広大な敷地で農業や畜産業が営まれる北海道は、GPSを活用してトラクターの自動運行を実現するなど、ITを活用した効率化への期待が大きい。また、第一次産業を担う人材が不足していることも、IT活用の追い風となっている。ただし、第一次産業で定番となるソリューションがまだなく、IT投資の予算も限られるため、大手SIerがほとんど参入していない。そこに目を付けたCSソリューションは、第一次産業向けのソリューションの研究開発部門を社内に設置。人材育成の場としても活用している。(取材・文/畔上文昭)
チーム制と長期契約で成長
CSソリューションは2004年の創業以来、大手SIer向けにSES(System Engineering Service)を提供してきている。こだわってきたのは、チームで作業ができる案件を獲得するということ。「一人だけが現場で作業をするような契約では、なかなか人材が育たない。チームで作業をすることによって、マネジメントも経験できる」と、CSソリューションの渋谷良治・代表取締役は考えた。また、人材育成の観点から、半年や年単位など、できる限り長期の契約を求めている。この方針が奏功し、「長年担当している業務知識が増えてきて、客先からいろいろな相談を受けるようになった。少しずつではあるが、上流工程も任されるようになってきている」と渋谷代表取締役は語る。

渋谷良治 代表取締役(左)と庄内道博 取締役研究開発部門を設置
顧客に深く入り込むのは、人材が育ち、経営的にも安定するというメリットがあるものの、現場の担当者がマンネリ感を抱きがちだ。CSソリューションでは、5年をめどにローテーションをする方針にしているが、受注案件だけでは新しい技術の習得が難しいなど、エンジニアとしては不満が残りがち。そこで設置したのが、研究開発部門だ。
きっかけは、畜産業者から肉用牛の体重を秤(はかり)以外の方法で計測できないかという相談を受けたこと。国の補助金が付く、実証実験プロジェクトでもあった。構築したシステムは、同じ場所で牛を撮影することで、前回撮影の写真との違いから、体重を推定するというもの。撮影環境に大きく依存することから、結果的には肉用牛の体重を正確に計測することはできなかったが、これを契機に大学や研究機関、農業関係者からの問い合わせがくるようになる。受注した実証実験は12件になるという。これを担うのが研究開発部門だ。

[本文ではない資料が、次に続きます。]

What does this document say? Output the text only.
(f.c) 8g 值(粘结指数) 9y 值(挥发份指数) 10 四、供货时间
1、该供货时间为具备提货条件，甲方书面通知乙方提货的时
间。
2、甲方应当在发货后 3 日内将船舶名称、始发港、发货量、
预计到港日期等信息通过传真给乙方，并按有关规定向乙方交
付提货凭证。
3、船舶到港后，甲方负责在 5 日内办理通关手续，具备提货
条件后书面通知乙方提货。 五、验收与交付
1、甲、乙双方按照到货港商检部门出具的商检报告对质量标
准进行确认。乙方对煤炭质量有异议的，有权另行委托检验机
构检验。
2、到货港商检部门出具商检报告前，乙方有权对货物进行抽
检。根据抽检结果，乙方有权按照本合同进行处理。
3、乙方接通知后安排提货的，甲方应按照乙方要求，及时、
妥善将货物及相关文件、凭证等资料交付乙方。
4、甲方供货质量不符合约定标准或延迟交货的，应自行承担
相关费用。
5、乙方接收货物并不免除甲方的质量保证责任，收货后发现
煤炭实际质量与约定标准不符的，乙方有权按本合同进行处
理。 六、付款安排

「研究開発部門は、机上での勉強だけでなく、SI事業として、システムの企画から設計、開発、構築、導入、保守、運用までを考慮して研究を進めている。エンジニアが新しい技術を習得するための人材育成の場としても、活用していて、人材のローテーションの一環としても機能している」(渋谷代表取締役)。
多くが実証実験ということもあり、これまでは研究開発でとどまっているが、今後は開発した製品やシステムを実用化し、自社製品として販売につなげることを目指している。「第一次産業では個人や小規模生産者が顧客となるため、大手SIerがほとんど参入していない。しかも、意思決定と行動力にスピードが求められることから、当社にチャンスがある」と、渋谷代表取締役は考えている。
社会インフラ系にも期待
研究開発部門を抱えているとはいえ、CSソリューションの事業はSESが中心。エンジニアの多くは客先に常駐している。現在のところは案件が多く、人手不足の状態だが、このままでいいとは考えていない。

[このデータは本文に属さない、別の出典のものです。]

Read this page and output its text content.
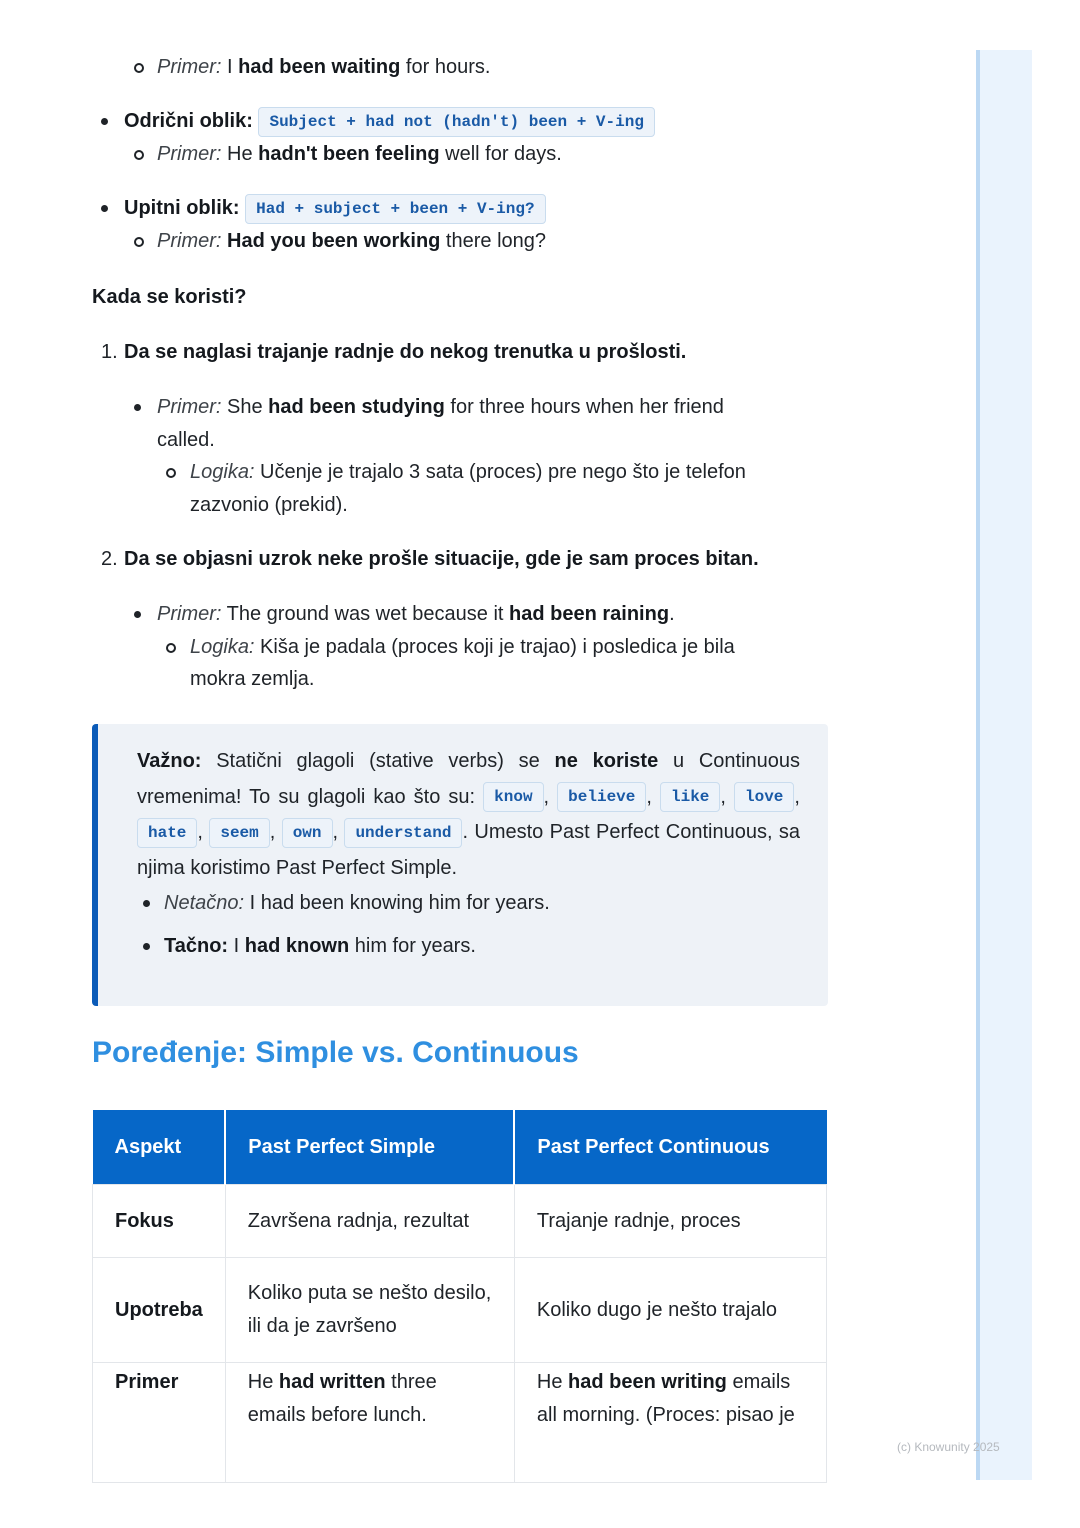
(c) Knowunity 2025
Primer: I had been waiting for hours.
Odrični oblik: Subject + had not (hadn't) been + V-ing
Primer: He hadn't been feeling well for days.
Upitni oblik: Had + subject + been + V-ing?
Primer: Had you been working there long?
Kada se koristi?
1. Da se naglasi trajanje radnje do nekog trenutka u prošlosti.
Primer: She had been studying for three hours when her friend
called.
Logika: Učenje je trajalo 3 sata (proces) pre nego što je telefon
zazvonio (prekid).
2. Da se objasni uzrok neke prošle situacije, gde je sam proces bitan.
Primer: The ground was wet because it had been raining.
Logika: Kiša je padala (proces koji je trajao) i posledica je bila
mokra zemlja.
Važno: Statični glagoli (stative verbs) se ne koriste u Continuous vremenima! To su glagoli kao što su: know , believe , like , love , hate , seem , own , understand . Umesto Past Perfect Continuous, sa njima koristimo Past Perfect Simple.
Netačno: I had been knowing him for years.
Tačno: I had known him for years.
Poređenje: Simple vs. Continuous
Aspekt	Past Perfect Simple	Past Perfect Continuous
Fokus	Završena radnja, rezultat	Trajanje radnje, proces
Upotreba	Koliko puta se nešto desilo, ili da je završeno	Koliko dugo je nešto trajalo
Primer	He had written three emails before lunch.	He had been writing emails all morning. (Proces: pisao je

「派遣法の改正で、派遣契約から委託・準委託契約への移行が進むと考えている。派遣業務を委託・準委託業務に偽装するのではなく、本当にSIerとしてシステム開発を遂行できなければならない。しかし、これまで大手SIerが受注していた案件は、まだ当社には十分なノウハウがないことから、元請けとして獲得するのは難しい」と、庄内道博・取締役は判断している。また、「クラウドサービスの普及などの影響もあって、スクラッチの開発案件が減っている」(庄内取締役)とも感じているという。研究開発で得たノウハウを生かし、大手Slerが参入しない分野に注力するのはこうした背景を考慮してのことでもある。

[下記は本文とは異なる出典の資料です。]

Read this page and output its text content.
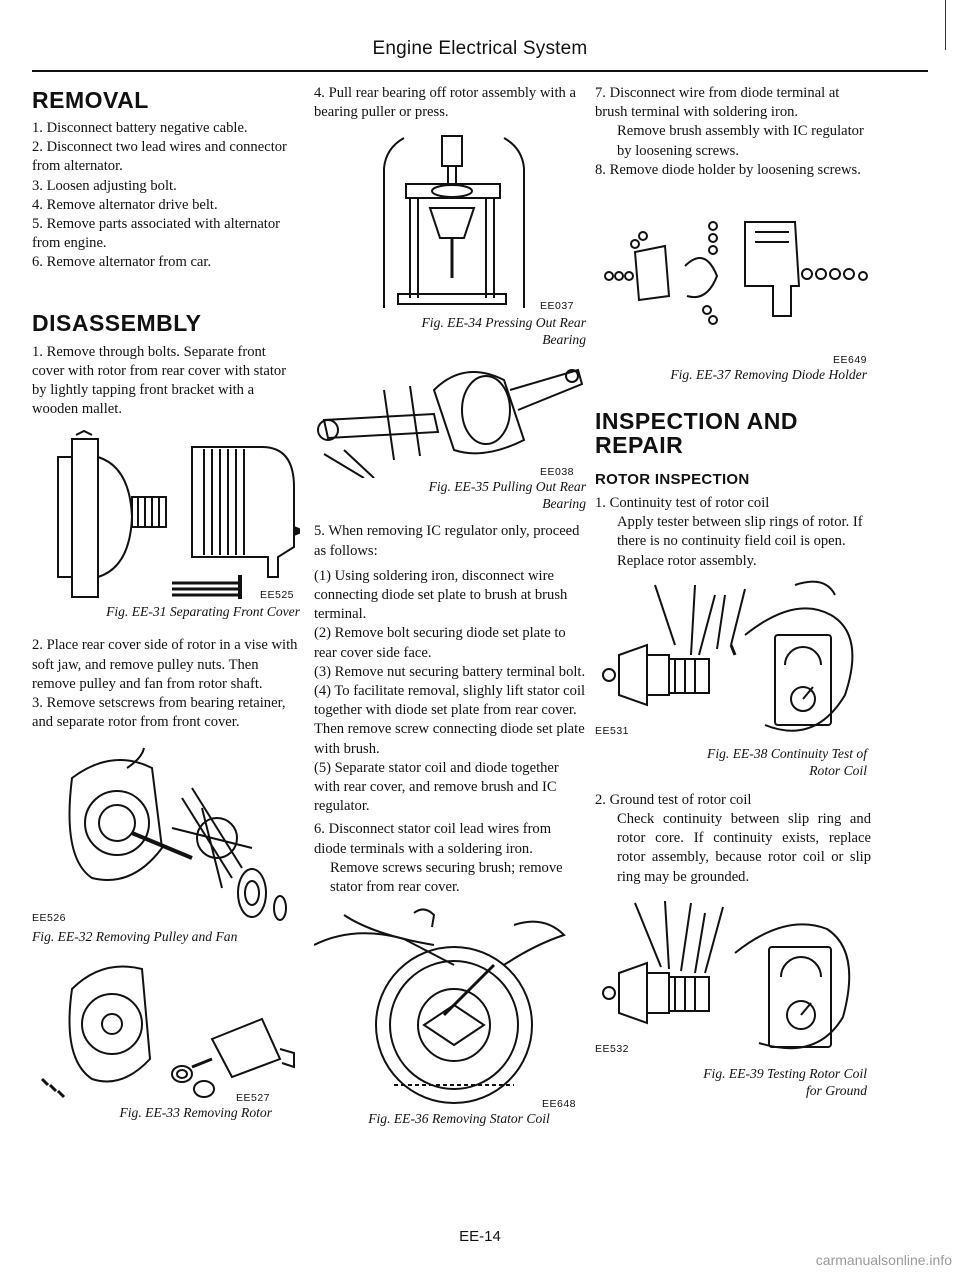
Engine Electrical System
REMOVAL
1. Disconnect battery negative cable.
2. Disconnect two lead wires and connector from alternator.
3. Loosen adjusting bolt.
4. Remove alternator drive belt.
5. Remove parts associated with alternator from engine.
6. Remove alternator from car.
DISASSEMBLY
1. Remove through bolts. Separate front cover with rotor from rear cover with stator by lightly tapping front bracket with a wooden mallet.
EE525
Fig. EE-31 Separating Front Cover
2. Place rear cover side of rotor in a vise with soft jaw, and remove pulley nuts. Then remove pulley and fan from rotor shaft.
3. Remove setscrews from bearing retainer, and separate rotor from front cover.
EE526
Fig. EE-32 Removing Pulley and Fan
EE527
Fig. EE-33 Removing Rotor
4. Pull rear bearing off rotor assembly with a bearing puller or press.
EE037
Fig. EE-34 Pressing Out Rear
Bearing
EE038
Fig. EE-35 Pulling Out Rear
Bearing
5. When removing IC regulator only, proceed as follows:
(1) Using soldering iron, disconnect wire connecting diode set plate to brush at brush terminal.
(2) Remove bolt securing diode set plate to rear cover side face.
(3) Remove nut securing battery terminal bolt.
(4) To facilitate removal, slighly lift stator coil together with diode set plate from rear cover. Then remove screw connecting diode set plate with brush.
(5) Separate stator coil and diode together with rear cover, and remove brush and IC regulator.
6. Disconnect stator coil lead wires from diode terminals with a soldering iron.
Remove screws securing brush; remove stator from rear cover.
EE648
Fig. EE-36 Removing Stator Coil
7. Disconnect wire from diode terminal at brush terminal with soldering iron.
Remove brush assembly with IC regulator by loosening screws.
8. Remove diode holder by loosening screws.
EE649
Fig. EE-37 Removing Diode Holder
INSPECTION AND
REPAIR
ROTOR INSPECTION
1. Continuity test of rotor coil
Apply tester between slip rings of rotor. If there is no continuity field coil is open.
Replace rotor assembly.
EE531
Fig. EE-38 Continuity Test of
Rotor Coil
2. Ground test of rotor coil
Check continuity between slip ring and rotor core. If continuity exists, replace rotor assembly, because rotor coil or slip ring may be grounded.
EE532
Fig. EE-39 Testing Rotor Coil
for Ground
EE-14
carmanualsonline.info
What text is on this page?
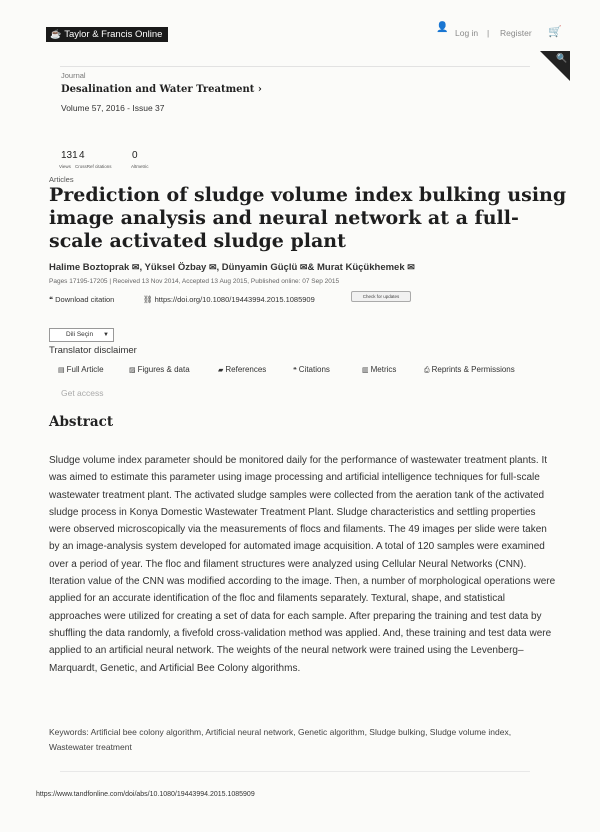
☕ Taylor & Francis Online
👤 Log in | Register 🛒
🔍
Journal
Desalination and Water Treatment ›
Volume 57, 2016 - Issue 37
131 4	0
Views CrossRef citations	Altmetric
Articles
Prediction of sludge volume index bulking using image analysis and neural network at a full-scale activated sludge plant
Halime Boztoprak ✉, Yüksel Özbay ✉, Dünyamin Güçlü ✉& Murat Küçükhemek ✉
Pages 17195-17205 | Received 13 Nov 2014, Accepted 13 Aug 2015, Published online: 07 Sep 2015
❝ Download citation	⛓ https://doi.org/10.1080/19443994.2015.1085909	Check for updates
Dili Seçin ▼
Translator disclaimer
▤ Full Article	▨ Figures & data	▰ References	❝ Citations	▥ Metrics	⎙ Reprints & Permissions
Get access
Abstract
Sludge volume index parameter should be monitored daily for the performance of wastewater treatment plants. It was aimed to estimate this parameter using image processing and artificial intelligence techniques for full-scale wastewater treatment plant. The activated sludge samples were collected from the aeration tank of the activated sludge process in Konya Domestic Wastewater Treatment Plant. Sludge characteristics and settling properties were observed microscopically via the measurements of flocs and filaments. The 49 images per slide were taken by an image-analysis system developed for automated image acquisition. A total of 120 samples were examined over a period of year. The floc and filament structures were analyzed using Cellular Neural Networks (CNN). Iteration value of the CNN was modified according to the image. Then, a number of morphological operations were applied for an accurate identification of the floc and filaments separately. Textural, shape, and statistical approaches were utilized for creating a set of data for each sample. After preparing the training and test data by shuffling the data randomly, a fivefold cross-validation method was applied. And, these training and test data were applied to an artificial neural network. The weights of the neural network were trained using the Levenberg–Marquardt, Genetic, and Artificial Bee Colony algorithms.
Keywords: Artificial bee colony algorithm, Artificial neural network, Genetic algorithm, Sludge bulking, Sludge volume index, Wastewater treatment
https://www.tandfonline.com/doi/abs/10.1080/19443994.2015.1085909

「幸いにも、これまでの研究開発による人材育成の成果として、組み込み系や制御系の知識と技術力が蓄積できている。農業をはじめとする第一次産業だけでなく、通信や自動車、航空、ロボットなど、社会インフラ系の業務でも、研究開発で得たノウハウが生きる」と渋谷代表取締役。十分に商機があると考えていることから、今後もエンジニアを積極的に採用し、社内で育てていく方針を固めている。